The only value being accessed after the alias is through an lvalue of char type.

The address of the net_word is the same as the address of its first member, so if member access expressions run afoul of 3.10/10 (certainly on-topic for this question; it’s not clear to me that they do), the functions could reinterpret_cast< char * >( this ) and there would be no access to the class object whatsoever.

Merely forming a pointer is not aliasing. You can cast pointers to whatever and back per [expr.reinterpret.cast] 5.2.10/7.

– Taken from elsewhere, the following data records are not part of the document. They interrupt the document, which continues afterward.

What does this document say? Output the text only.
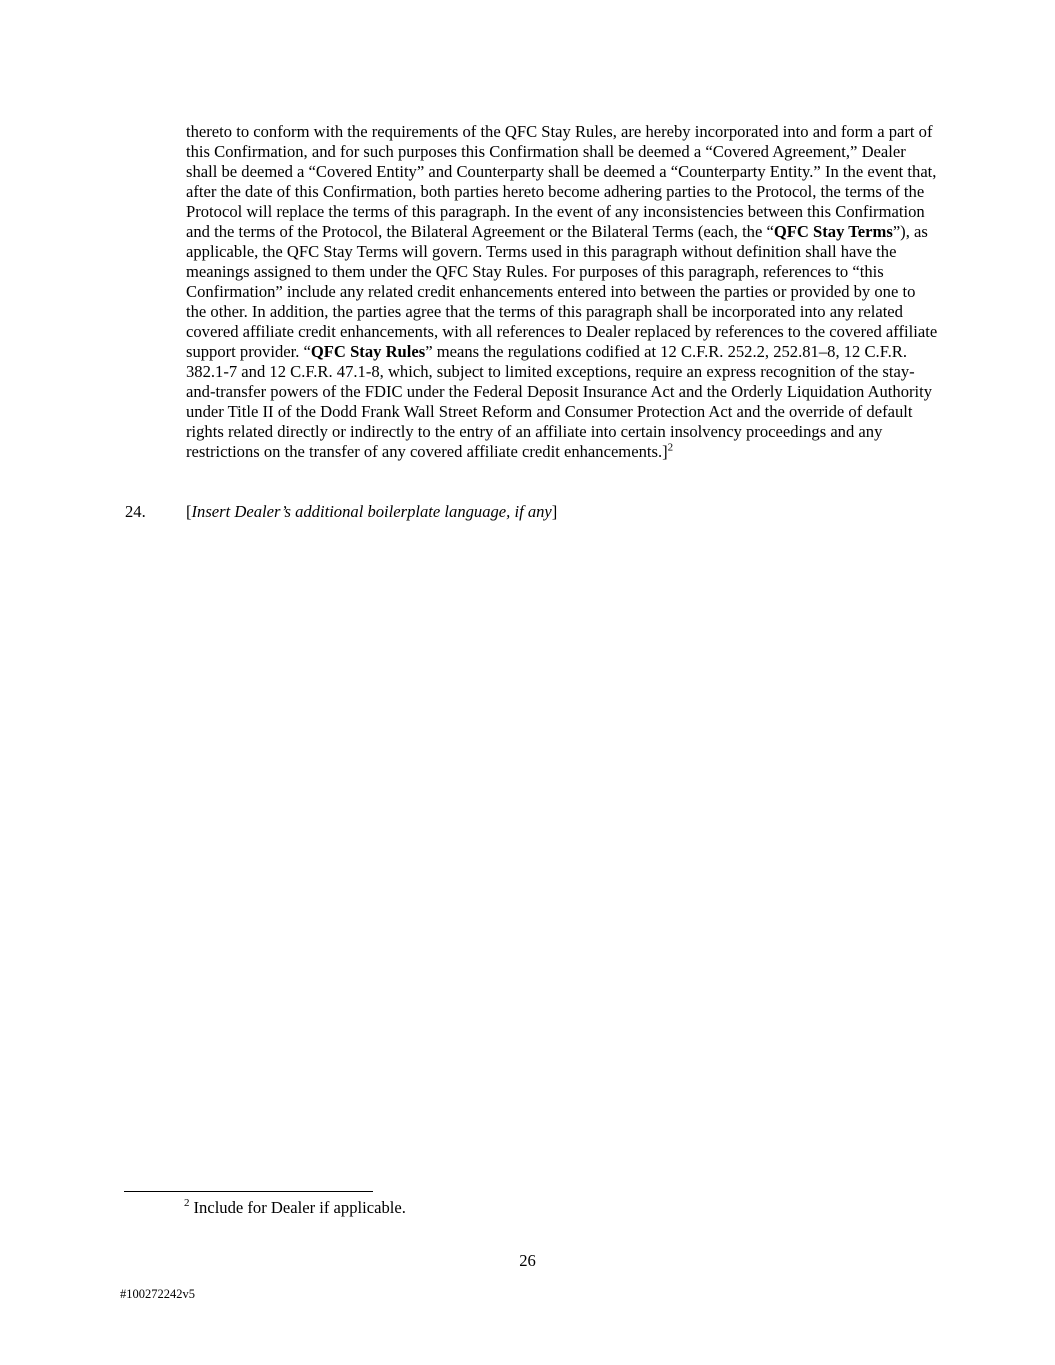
thereto to conform with the requirements of the QFC Stay Rules, are hereby incorporated into and form a part of this Confirmation, and for such purposes this Confirmation shall be deemed a “Covered Agreement,” Dealer shall be deemed a “Covered Entity” and Counterparty shall be deemed a “Counterparty Entity.” In the event that, after the date of this Confirmation, both parties hereto become adhering parties to the Protocol, the terms of the Protocol will replace the terms of this paragraph. In the event of any inconsistencies between this Confirmation and the terms of the Protocol, the Bilateral Agreement or the Bilateral Terms (each, the “QFC Stay Terms”), as applicable, the QFC Stay Terms will govern. Terms used in this paragraph without definition shall have the meanings assigned to them under the QFC Stay Rules. For purposes of this paragraph, references to “this Confirmation” include any related credit enhancements entered into between the parties or provided by one to the other. In addition, the parties agree that the terms of this paragraph shall be incorporated into any related covered affiliate credit enhancements, with all references to Dealer replaced by references to the covered affiliate support provider. “QFC Stay Rules” means the regulations codified at 12 C.F.R. 252.2, 252.81–8, 12 C.F.R. 382.1-7 and 12 C.F.R. 47.1-8, which, subject to limited exceptions, require an express recognition of the stay-and-transfer powers of the FDIC under the Federal Deposit Insurance Act and the Orderly Liquidation Authority under Title II of the Dodd Frank Wall Street Reform and Consumer Protection Act and the override of default rights related directly or indirectly to the entry of an affiliate into certain insolvency proceedings and any restrictions on the transfer of any covered affiliate credit enhancements.]$^2$
24. [Insert Dealer’s additional boilerplate language, if any]
$^2$ Include for Dealer if applicable.
26
#100272242v5
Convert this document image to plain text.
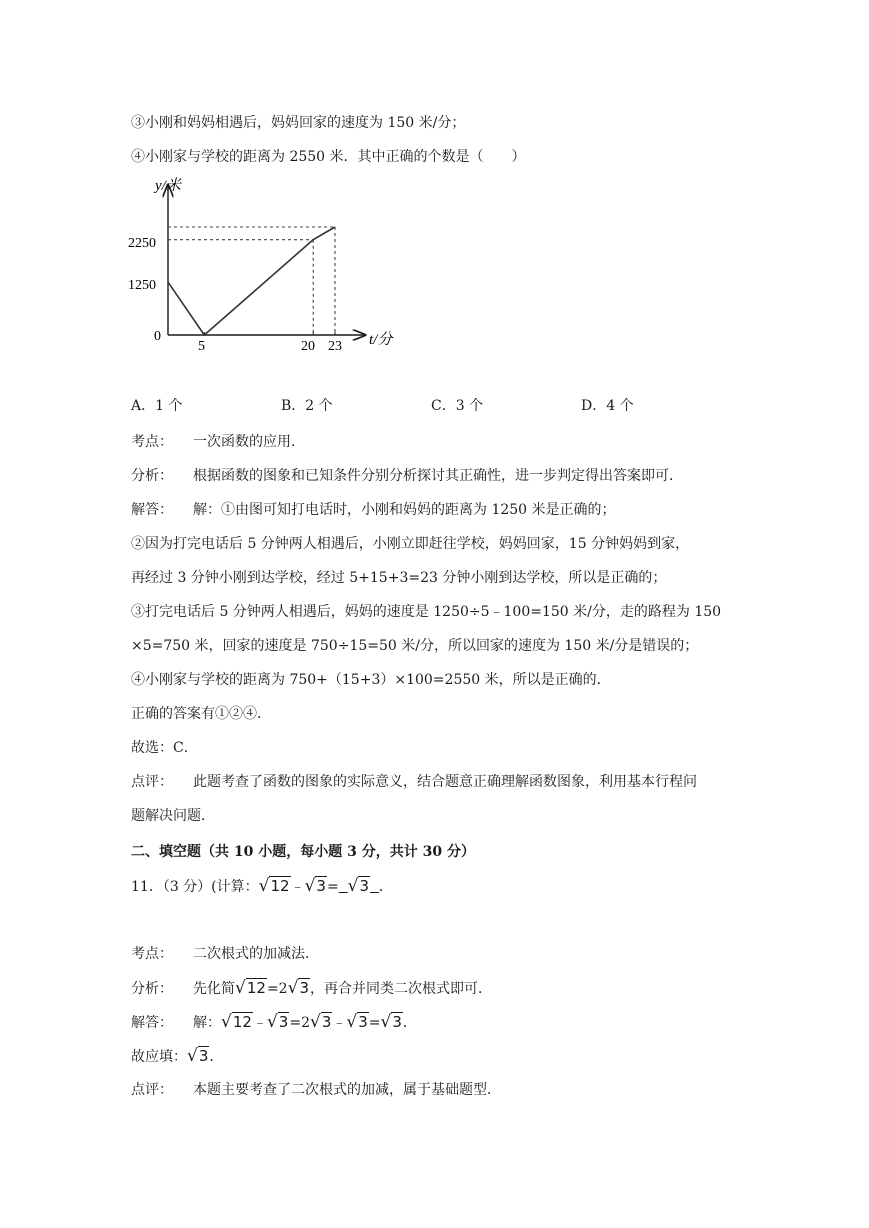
③小刚和妈妈相遇后，妈妈回家的速度为 150 米/分；
④小刚家与学校的距离为 2550 米．其中正确的个数是（　　）
y/米
t/分
0
2250
1250
5	20 23
A．1 个	B．2 个	C．3 个	D．4 个
考点： 一次函数的应用．
分析： 根据函数的图象和已知条件分别分析探讨其正确性，进一步判定得出答案即可．
解答： 解：①由图可知打电话时，小刚和妈妈的距离为 1250 米是正确的；
②因为打完电话后 5 分钟两人相遇后，小刚立即赶往学校，妈妈回家，15 分钟妈妈到家，
再经过 3 分钟小刚到达学校，经过 5+15+3=23 分钟小刚到达学校，所以是正确的；
③打完电话后 5 分钟两人相遇后，妈妈的速度是 1250÷5﹣100=150 米/分，走的路程为 150
×5=750 米，回家的速度是 750÷15=50 米/分，所以回家的速度为 150 米/分是错误的；
④小刚家与学校的距离为 750+（15+3）×100=2550 米，所以是正确的．
正确的答案有①②④．
故选：C．
点评： 此题考查了函数的图象的实际意义，结合题意正确理解函数图象，利用基本行程问
题解决问题．
二、填空题（共 10 小题，每小题 3 分，共计 30 分）
11．（3 分）(计算：√12﹣√3= √3 ．
考点： 二次根式的加减法．
分析： 先化简√12=2√3，再合并同类二次根式即可．
解答： 解：√12﹣√3=2√3﹣√3=√3．
故应填：√3．
点评： 本题主要考查了二次根式的加减，属于基础题型．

>> Is it any safer to jump through a little hoop with placement new?
>>
>> uint32_t datum = * new( buf_ptr ) net_word< uint32_t >;
>
> This destroys the previous contents of *buf_ptr, from a
> specification point-of-view.

It runs the constructor of a trivially-constructible class, which does nothing and has no particular significance. The object lifetime already began when “storage with the proper alignment and size for type T is obtained,” which occurred when the data blob was allocated.

>> Would any part of this mayhem be vulnerable to future semantic restrictions?
>
> Which part of the future do you wish me to predict?

There’s been quite a bit of discussion on this group about adjusting the aliasing and lifetime rules. The last I recall, new-expressions were being considered to become more significant with respect to object lifetime and dynamic type.